Вернувшись в повозку, я ежусь: рядом со мной — две девушки, намеренные умереть за дело католической веры, а сиди Касим рассуждает об убийстве как о части божественного замысла. Меня окружают одни фанатики. Вопрос в том, не из их ли числа я сама?
9
Третий день соединения, Раби ас-сани, 1087 Г. X.
Три недели я гнил в темной норе среди безумцев и преступников. Три недели — небольшой срок, если говорить о вселенском ходе вещей, понимаю. Но в кромешной тьме время тянется, как сама погибель.
В первую неделю кади велел привести меня — он был очень собой доволен. Раскрыто еще одно гнусное преступление, еще одного злодея предадут смерти. В наказание за убийство мне молотком забьют в темя гвоздь. Он произнес это с наслаждением. Низенький, приземистый человечек, мягкий той мягкостью, что приобретают только от хорошей жизни, от обилия бакшиша в рукавах. К несчастью, мне нечем было его подкупить. Я — невольник, пусть и возвысившийся, а невольникам не платят.
Я спросил кади, знает ли о моем положении султан, и он рассмеялся мне в лицо.

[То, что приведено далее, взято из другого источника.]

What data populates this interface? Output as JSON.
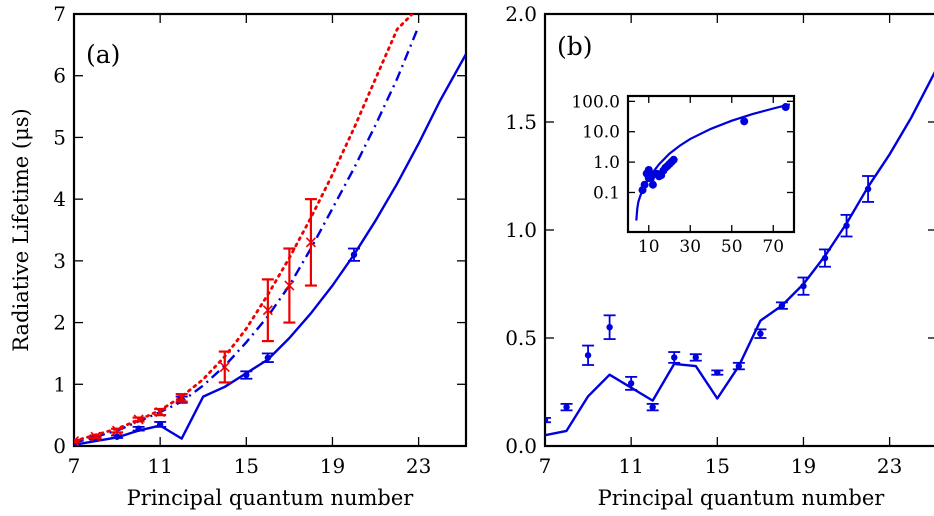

— Да на что султану сдался какой-то черный разбойник? Мы казнили в этом месяце уже три десятка, и они, как крысы, никогда не переведутся.
То, что я все еще томлюсь в застенке, на три недели отлученный от своих дел, объясняет мне все: меня списали со счетов, я забыт. Я гадаю, кто сопровождает Исмаила на молитву, проверяет, нет ли в его бабушах скорпионов, а в еде — яда, кто доставляет ему вести, ведет Книгу ложа. Мучаю себя мыслями о том, что моему преемнику отдали комнатку, где я жил, выбросив из нее скудное имущество — то немногое, к чему свелась моя жизнь. Думаю, не сидит ли он прямо сейчас, улучив минуту отдыха, во дворике, где я так неразумно спрятал испорченные бабуши, не ловит ли поднятым лицом ласковые лучи солнца, наслаждаясь запахом жасмина, перевесившегося через мостик. Здесь пахнет лишь дерьмом, мочой и потом, кислым от страха — уверяю вас, ничто из этого не похоже на жасмин.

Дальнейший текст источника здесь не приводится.